El doctor, al sentirse hostigado en lo que precisamente constituía su preocupación desde que sorprendido hubo la afinidad de la emperatriz con Mamerta, estalló al ser argüido de aquel modo por Clara, y de la monomanía pacífica pasó al vértigo furioso.
—¿Desistir yo de un cariño al que he consagrado todas las fuerzas de mi vida, mi actividad, mi inteligencia? —decía apretando los puños y haciendo rodar los ojos en sus órbitas—. ¡Oh! Nunca.
—¡Que muerde! —interrumpió Pendencia separándose por precaución, como los demás, del delirante sabio que persiguiéndolos añadía:
—No. Si el destino me es adverso, lucharé contra el destino; pero serás mi mujer aunque para ello tenga que ir hasta el crimen.
—Es inútil —repuso la atrevida Maritornes—. Si aunque nos degüelle usted, aquí los muertos resucitan.
—Pues bien, pereceremos todos. Es preciso acabar con esta situación.
—¿Cómo?
—En la cala hay diez barriles de pólvora; les aplicaré una mecha, y ni rastro quedará del Anacronópete.
—No cea uzté bárbaro.
—Tranquilícense ustedes —exclamó Benjamín recordando el incidente que en diversas ocasiones le obligó a descender a tierra en busca de vitualla en su trayecto de África a China—. Las provisiones, sometidas a la inalterabilidad, resultan ineficaces para su uso, según prácticamente he observado.
—¡Ignorante! —interrumpió el loco recobrando por un momento su lucidez.
—¿Qué?
—Arrojando nuevo fluido sobre los cuerpos para que las corrientes anteriores se pongan en contacto con las nuevas y formen una sola, no hay más que dar vueltas a la inversa al disco del aparato transmisor para recogerlas todas y, neutralizadas, devolver a las provisiones sus propiedades específicas.
—Bueno es saberlo; pero estamos perdidos.

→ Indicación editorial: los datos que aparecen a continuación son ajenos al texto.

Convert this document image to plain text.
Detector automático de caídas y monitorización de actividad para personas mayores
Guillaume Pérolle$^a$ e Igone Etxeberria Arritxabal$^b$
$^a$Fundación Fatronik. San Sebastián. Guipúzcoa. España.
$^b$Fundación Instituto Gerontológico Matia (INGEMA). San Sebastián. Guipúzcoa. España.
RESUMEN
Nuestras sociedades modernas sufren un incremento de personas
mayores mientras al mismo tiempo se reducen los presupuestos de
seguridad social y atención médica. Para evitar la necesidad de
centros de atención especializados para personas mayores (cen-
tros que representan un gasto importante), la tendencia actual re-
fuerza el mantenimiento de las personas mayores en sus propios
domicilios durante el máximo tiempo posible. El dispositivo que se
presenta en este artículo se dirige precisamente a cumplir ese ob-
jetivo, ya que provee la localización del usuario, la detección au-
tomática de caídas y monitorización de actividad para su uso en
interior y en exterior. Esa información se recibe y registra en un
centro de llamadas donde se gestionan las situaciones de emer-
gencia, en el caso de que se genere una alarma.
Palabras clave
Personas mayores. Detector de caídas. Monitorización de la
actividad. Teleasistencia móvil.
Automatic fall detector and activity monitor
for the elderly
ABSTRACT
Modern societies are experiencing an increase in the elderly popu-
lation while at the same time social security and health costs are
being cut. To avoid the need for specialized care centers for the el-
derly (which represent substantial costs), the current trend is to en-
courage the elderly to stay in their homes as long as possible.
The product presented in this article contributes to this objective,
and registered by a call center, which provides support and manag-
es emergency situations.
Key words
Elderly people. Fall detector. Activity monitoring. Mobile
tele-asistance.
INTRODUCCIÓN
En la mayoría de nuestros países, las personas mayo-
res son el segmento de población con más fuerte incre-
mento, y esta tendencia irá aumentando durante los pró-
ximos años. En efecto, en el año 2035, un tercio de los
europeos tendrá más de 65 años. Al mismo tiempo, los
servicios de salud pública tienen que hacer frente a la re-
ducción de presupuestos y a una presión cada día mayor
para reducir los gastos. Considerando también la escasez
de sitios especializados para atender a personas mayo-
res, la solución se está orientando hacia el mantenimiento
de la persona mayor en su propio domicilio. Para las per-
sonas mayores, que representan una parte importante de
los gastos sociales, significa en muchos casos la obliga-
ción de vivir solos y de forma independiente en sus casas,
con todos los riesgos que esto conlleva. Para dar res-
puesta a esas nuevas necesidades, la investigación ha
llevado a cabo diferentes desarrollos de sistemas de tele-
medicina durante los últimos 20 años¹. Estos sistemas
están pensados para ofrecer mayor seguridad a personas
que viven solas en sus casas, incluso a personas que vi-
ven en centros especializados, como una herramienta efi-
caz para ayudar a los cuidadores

—Hay que inundar la Zanta Bárbara.
—Corramos.
—No, no temáis —interpuso el tutor pasando, para detenerlos, de la amenaza a la súplica—. Una voladura acabaría con todos, y yo no quiero que ella muera. Respetaré sus días. Pero vosotros —añadió dirigiéndose a los militares y a la emperatriz, y volviendo a la exaltación con más fuerza que nunca— preparaos a sufrir mi venganza. Sois el obstáculo de mi dicha y os exterminaré a fin de realizar mis designios, aunque para llegar con Clara al altar tenga que cruzar ríos de sangre. ¡Ah! ¡Ya sé cómo!…
Y así diciendo traspuso la puerta y se dirigió frenético a la cala. Sus compañeros, recelando no sin razón algún inminente peligro, corrieron tras él con intención de detenerle.
Luís, capitaneando a los suyos, fue el primero en llegar a la bodega; pero el doctor, que acariciando su plan se había ocultado capciosamente, apenas vio a los hijos de Marte y a su sobrino en medio de la estancia, hizo girar el portón de la limpieza, y los diez y siete héroes desaparecieron en el espacio entre los gritos de las enamoradas doncellas y de Benjamín, que al ir en su seguimiento sólo alcanzaron a ser testigos de tan horrorosa catástrofe.
—¡Salvémonos! —fue la voz general, sin que nadie pensara en desmayarse ante la gravedad de las circunstancias. Y todos se abalanzaron a la escalera; pero Benjamín, apercibiéndose de que don Sindulfo trataba de cortarles el paso subiendo por otra escala espiral que había en el fondo, aconsejó a las tres cadavéricas mujeres que le esperasen allí; y trepando como un gamo por los salientes de la maquinaria, se introdujo por la claraboya del techo en el laboratorio, paró en seco el Anacronópete, interpuso previsoramente el aislador, descendió por el mismo conducto y, abriendo la puerta, abandonó con sus compañeras de infortunio aquel lugar de muerte antes de que el loco se apercibiera de su fuga.
La suerte les favorecía en medio de tantas contrariedades. Habían arribado a Pompeya.